Ces dispositions indiquent que le lobbyiste doit agir, en cas de doute, selon l'esprit de la Loi, de ses règlements d'application et du code. De plus, les avis du commissaire et du conservateur du registre des lobbyistes doivent être pris en compte.

Elles situent également l'action du lobbyiste dans son contexte. À cet égard, le lobbyiste doit tenir compte de l'intérêt public dans ses activités de représentation auprès des titulaires de charges publiques.

d) Devoirs et obligations du lobbyiste (articles 4 à 18)

Respect des institutions (article 4)

Le sain exercice des activités de lobbyisme implique d'abord le respect des institutions et des titulaires de charges publiques qui y œuvrent. Il est justifié d'exiger du lobbyiste, à titre de professionnel de la représentation d'intérêts particuliers, qu'il se montre en tout temps respectueux des institutions auprès desquelles il intervient et de leurs représentants.

En outre, le lobbyiste ne peut agir de façon à entraver le droit d'accès d'autrui, en toute égalité, à ces institutions. L'exercice de ce droit est à la base même de la démocratie.

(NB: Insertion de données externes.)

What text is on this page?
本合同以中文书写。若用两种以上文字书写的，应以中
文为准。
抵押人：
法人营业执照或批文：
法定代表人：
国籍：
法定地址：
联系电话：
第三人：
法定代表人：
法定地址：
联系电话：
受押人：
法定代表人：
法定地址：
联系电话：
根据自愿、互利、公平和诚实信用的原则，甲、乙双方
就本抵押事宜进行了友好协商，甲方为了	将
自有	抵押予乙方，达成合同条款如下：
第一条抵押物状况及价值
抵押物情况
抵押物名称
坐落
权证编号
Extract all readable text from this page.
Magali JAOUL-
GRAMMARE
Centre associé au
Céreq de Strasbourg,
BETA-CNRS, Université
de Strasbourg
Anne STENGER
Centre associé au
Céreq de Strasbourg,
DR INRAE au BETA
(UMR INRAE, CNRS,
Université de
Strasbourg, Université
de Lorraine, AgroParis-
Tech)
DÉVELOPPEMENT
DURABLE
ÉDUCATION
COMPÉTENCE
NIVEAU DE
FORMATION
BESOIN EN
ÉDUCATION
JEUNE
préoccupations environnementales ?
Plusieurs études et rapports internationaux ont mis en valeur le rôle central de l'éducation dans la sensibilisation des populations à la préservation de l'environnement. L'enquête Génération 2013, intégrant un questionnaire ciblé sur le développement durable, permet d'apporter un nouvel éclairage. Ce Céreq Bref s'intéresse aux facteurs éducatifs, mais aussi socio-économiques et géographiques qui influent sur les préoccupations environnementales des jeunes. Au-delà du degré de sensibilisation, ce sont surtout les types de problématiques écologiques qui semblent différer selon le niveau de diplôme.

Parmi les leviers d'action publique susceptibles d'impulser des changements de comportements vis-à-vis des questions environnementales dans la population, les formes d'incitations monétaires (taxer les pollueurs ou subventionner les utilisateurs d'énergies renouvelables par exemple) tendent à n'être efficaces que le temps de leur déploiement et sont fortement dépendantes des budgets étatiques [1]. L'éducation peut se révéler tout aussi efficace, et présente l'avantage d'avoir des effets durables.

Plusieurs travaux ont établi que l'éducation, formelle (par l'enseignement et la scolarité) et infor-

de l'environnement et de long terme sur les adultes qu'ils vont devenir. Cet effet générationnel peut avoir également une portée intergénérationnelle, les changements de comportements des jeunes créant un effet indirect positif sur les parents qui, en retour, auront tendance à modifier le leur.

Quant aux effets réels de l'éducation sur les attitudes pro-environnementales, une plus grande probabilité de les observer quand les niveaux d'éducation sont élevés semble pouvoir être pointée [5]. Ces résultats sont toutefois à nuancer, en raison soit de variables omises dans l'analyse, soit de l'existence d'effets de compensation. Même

Honnêteté et intégrité (articles 5 à 13)

Il s'agit de règles de conduite visant à promouvoir les valeurs d'honnêteté et d'intégrité chez les lobbyistes. Ainsi, ces derniers :

  • doivent s'acquitter de leurs obligations et exercer leurs activités avec honnêteté et intégrité (art. 5);

  • doivent s'assurer que les renseignements qu'ils fournissent aux titulaires de charges publiques sont à leur connaissance exacts, complets et tenus à jour (art. 6);

  • doivent respecter le droit du public à une information exacte lorsqu'ils utilisent, à l'appui de leurs activités de lobbyisme, des moyens écrits ou électroniques pour influencer l'opinion publique (art. 7);

  • doivent s'abstenir de faire des représentations fausses ou trompeuses auprès des titulaires de charges publiques, ou d'induire volontairement qui que ce soit en erreur (art. 8);

  • ne doivent pas inciter les titulaires de charges publiques à contrevenir aux normes de conduite qui leur sont applicables (art. 9);

  • doivent s'abstenir d'exercer directement ou indirectement des pressions indues à l'endroit des titulaires de charges publiques (art. 10);

  • doivent éviter les situations de conflit d'intérêts (art. 11);

  • ne peuvent utiliser, à des fins autres que celles de leur mandat, un renseignement confidentiel dont ils ont connaissance dans l'exercice de leurs activités de lobbyisme (art. 12);

  • ne peuvent exercer des activités de lobbyisme dont l'objet se rattache à une question pour laquelle ils agissent comme conseillers auprès de titulaires de charges publiques au sein d'une institution parlementaire, gouvernementale ou municipale, lorsque leurs services ont été aussi retenus moyennant contrepartie pour conseiller ce titulaire d'une charge publique (art. 13).